Description
Deliciously spiced cupcakes that capture the essence of your favorite fall latte. These moist cupcakes blend pumpkin, coffee, and warm spices, perfect for any autumn occasion.
Ingredients
Scale
- 1 1/2 cups all-purpose flour
- 1 teaspoon baking powder
- 1/2 teaspoon baking soda
- 1/2 teaspoon salt
- 1 teaspoon cinnamon
- 1/2 teaspoon nutmeg
- 1/2 teaspoon ginger
- 1/2 cup pumpkin puree
- 1/2 cup sugar
- 1/2 cup brown sugar
- 1/2 cup vegetable oil
- 2 eggs
- 1/4 cup brewed coffee (cooled or at room temperature)
Instructions
- Preheat and Prep: Preheat your oven to 350°F (175°C). Line a cupcake pan with cupcake liners.
- Mix Dry Ingredients: In a mixing bowl, whisk together the flour, baking powder, baking soda, salt, cinnamon, nutmeg, and ginger.
- Combine Wet Ingredients: In another bowl, mix pumpkin puree, sugar, brown sugar, vegetable oil, eggs, and brewed coffee.

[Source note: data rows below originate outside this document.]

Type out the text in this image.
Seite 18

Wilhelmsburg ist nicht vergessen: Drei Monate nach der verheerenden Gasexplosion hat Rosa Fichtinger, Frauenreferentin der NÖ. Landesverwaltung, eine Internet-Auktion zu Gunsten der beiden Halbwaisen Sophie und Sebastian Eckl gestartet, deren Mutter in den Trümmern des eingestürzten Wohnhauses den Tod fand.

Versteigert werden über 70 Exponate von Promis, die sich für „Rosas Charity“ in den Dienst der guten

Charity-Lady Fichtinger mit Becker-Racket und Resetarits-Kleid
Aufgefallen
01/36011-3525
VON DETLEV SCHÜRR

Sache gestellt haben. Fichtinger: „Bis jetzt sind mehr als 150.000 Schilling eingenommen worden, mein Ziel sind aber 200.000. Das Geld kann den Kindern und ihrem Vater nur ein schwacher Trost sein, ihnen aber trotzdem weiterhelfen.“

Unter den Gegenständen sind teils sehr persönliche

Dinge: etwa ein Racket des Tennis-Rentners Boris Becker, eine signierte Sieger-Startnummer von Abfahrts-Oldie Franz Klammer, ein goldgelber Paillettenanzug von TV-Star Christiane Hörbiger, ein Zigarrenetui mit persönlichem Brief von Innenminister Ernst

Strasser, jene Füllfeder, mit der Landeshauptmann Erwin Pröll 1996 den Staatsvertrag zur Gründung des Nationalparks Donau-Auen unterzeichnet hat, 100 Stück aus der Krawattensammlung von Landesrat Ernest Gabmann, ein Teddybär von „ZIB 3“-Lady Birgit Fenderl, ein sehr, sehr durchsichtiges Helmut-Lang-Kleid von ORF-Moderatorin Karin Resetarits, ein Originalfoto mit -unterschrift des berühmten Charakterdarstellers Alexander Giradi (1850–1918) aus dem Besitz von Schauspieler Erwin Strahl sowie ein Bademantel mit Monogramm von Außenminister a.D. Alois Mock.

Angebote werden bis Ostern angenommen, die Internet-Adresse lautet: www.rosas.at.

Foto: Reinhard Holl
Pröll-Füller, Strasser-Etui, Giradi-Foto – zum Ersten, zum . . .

- Blend and Fill: Gradually add the dry ingredients to the wet ingredients, mixing until just combined. Fill cupcake liners about 2/3 full.

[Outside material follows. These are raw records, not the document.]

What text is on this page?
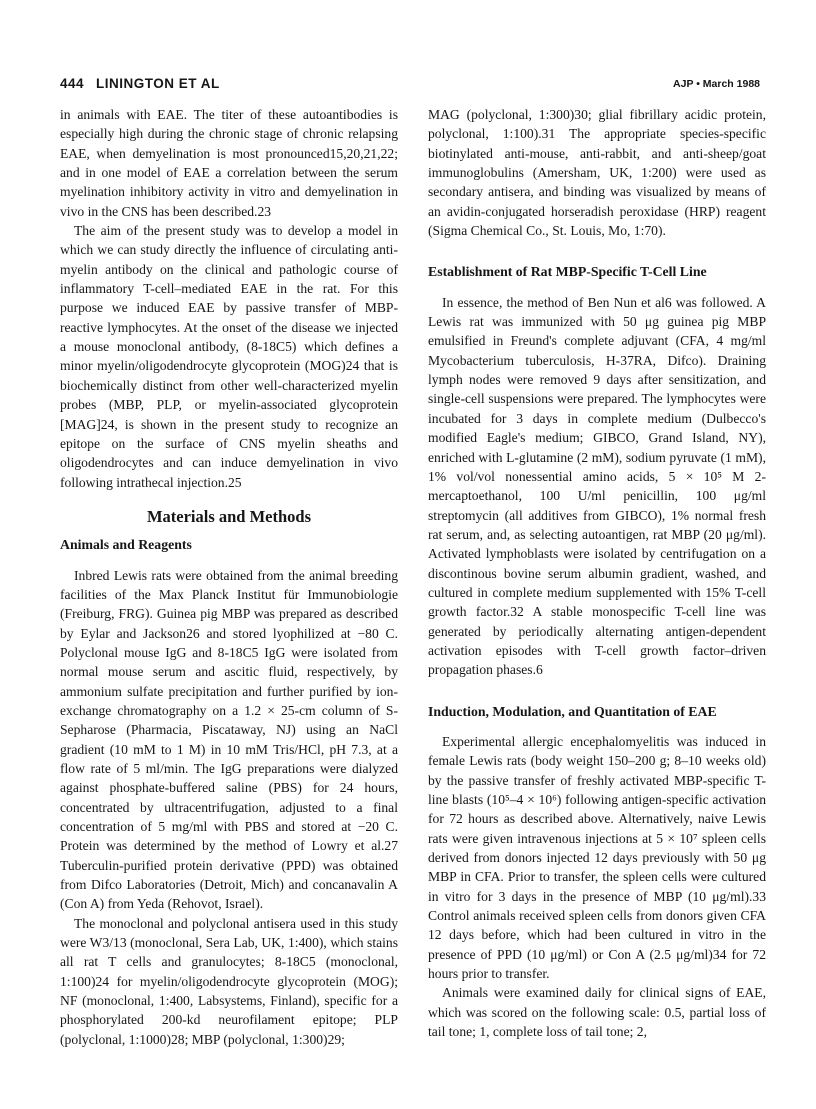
444 LININGTON ET AL	AJP • March 1988

in animals with EAE. The titer of these autoantibodies is especially high during the chronic stage of chronic relapsing EAE, when demyelination is most pronounced15,20,21,22; and in one model of EAE a correlation between the serum myelination inhibitory activity in vitro and demyelination in vivo in the CNS has been described.23

The aim of the present study was to develop a model in which we can study directly the influence of circulating anti-myelin antibody on the clinical and pathologic course of inflammatory T-cell–mediated EAE in the rat. For this purpose we induced EAE by passive transfer of MBP-reactive lymphocytes. At the onset of the disease we injected a mouse monoclonal antibody, (8-18C5) which defines a minor myelin/oligodendrocyte glycoprotein (MOG)24 that is biochemically distinct from other well-characterized myelin probes (MBP, PLP, or myelin-associated glycoprotein [MAG]24, is shown in the present study to recognize an epitope on the surface of CNS myelin sheaths and oligodendrocytes and can induce demyelination in vivo following intrathecal injection.25

Materials and Methods
Animals and Reagents

Inbred Lewis rats were obtained from the animal breeding facilities of the Max Planck Institut für Immunobiologie (Freiburg, FRG). Guinea pig MBP was prepared as described by Eylar and Jackson26 and stored lyophilized at −80 C. Polyclonal mouse IgG and 8-18C5 IgG were isolated from normal mouse serum and ascitic fluid, respectively, by ammonium sulfate precipitation and further purified by ion-exchange chromatography on a 1.2 × 25-cm column of S-Sepharose (Pharmacia, Piscataway, NJ) using an NaCl gradient (10 mM to 1 M) in 10 mM Tris/HCl, pH 7.3, at a flow rate of 5 ml/min. The IgG preparations were dialyzed against phosphate-buffered saline (PBS) for 24 hours, concentrated by ultracentrifugation, adjusted to a final concentration of 5 mg/ml with PBS and stored at −20 C. Protein was determined by the method of Lowry et al.27 Tuberculin-purified protein derivative (PPD) was obtained from Difco Laboratories (Detroit, Mich) and concanavalin A (Con A) from Yeda (Rehovot, Israel).

The monoclonal and polyclonal antisera used in this study were W3/13 (monoclonal, Sera Lab, UK, 1:400), which stains all rat T cells and granulocytes; 8-18C5 (monoclonal, 1:100)24 for myelin/oligodendrocyte glycoprotein (MOG); NF (monoclonal, 1:400, Labsystems, Finland), specific for a phosphorylated 200-kd neurofilament epitope; PLP (polyclonal, 1:1000)28; MBP (polyclonal, 1:300)29;

MAG (polyclonal, 1:300)30; glial fibrillary acidic protein, polyclonal, 1:100).31 The appropriate species-specific biotinylated anti-mouse, anti-rabbit, and anti-sheep/goat immunoglobulins (Amersham, UK, 1:200) were used as secondary antisera, and binding was visualized by means of an avidin-conjugated horseradish peroxidase (HRP) reagent (Sigma Chemical Co., St. Louis, Mo, 1:70).

Establishment of Rat MBP-Specific T-Cell Line

In essence, the method of Ben Nun et al6 was followed. A Lewis rat was immunized with 50 μg guinea pig MBP emulsified in Freund's complete adjuvant (CFA, 4 mg/ml Mycobacterium tuberculosis, H-37RA, Difco). Draining lymph nodes were removed 9 days after sensitization, and single-cell suspensions were prepared. The lymphocytes were incubated for 3 days in complete medium (Dulbecco's modified Eagle's medium; GIBCO, Grand Island, NY), enriched with L-glutamine (2 mM), sodium pyruvate (1 mM), 1% vol/vol nonessential amino acids, 5 × 10⁵ M 2-mercaptoethanol, 100 U/ml penicillin, 100 μg/ml streptomycin (all additives from GIBCO), 1% normal fresh rat serum, and, as selecting autoantigen, rat MBP (20 μg/ml). Activated lymphoblasts were isolated by centrifugation on a discontinous bovine serum albumin gradient, washed, and cultured in complete medium supplemented with 15% T-cell growth factor.32 A stable monospecific T-cell line was generated by periodically alternating antigen-dependent activation episodes with T-cell growth factor–driven propagation phases.6

Induction, Modulation, and Quantitation of EAE

Experimental allergic encephalomyelitis was induced in female Lewis rats (body weight 150–200 g; 8–10 weeks old) by the passive transfer of freshly activated MBP-specific T-line blasts (10⁵–4 × 10⁶) following antigen-specific activation for 72 hours as described above. Alternatively, naive Lewis rats were given intravenous injections at 5 × 10⁷ spleen cells derived from donors injected 12 days previously with 50 μg MBP in CFA. Prior to transfer, the spleen cells were cultured in vitro for 3 days in the presence of MBP (10 μg/ml).33 Control animals received spleen cells from donors given CFA 12 days before, which had been cultured in vitro in the presence of PPD (10 μg/ml) or Con A (2.5 μg/ml)34 for 72 hours prior to transfer.

Animals were examined daily for clinical signs of EAE, which was scored on the following scale: 0.5, partial loss of tail tone; 1, complete loss of tail tone; 2,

- Bake and Cool: Bake for 18-20 minutes, or until a toothpick comes out clean. Cool in the pan for a few minutes, then transfer to a cooling rack to cool completely.
- Frosting Time: Once cooled, frost with cream cheese frosting or buttercream.
Notes
- If using hot coffee, let it cool before mixing with other ingredients to avoid scrambling the eggs.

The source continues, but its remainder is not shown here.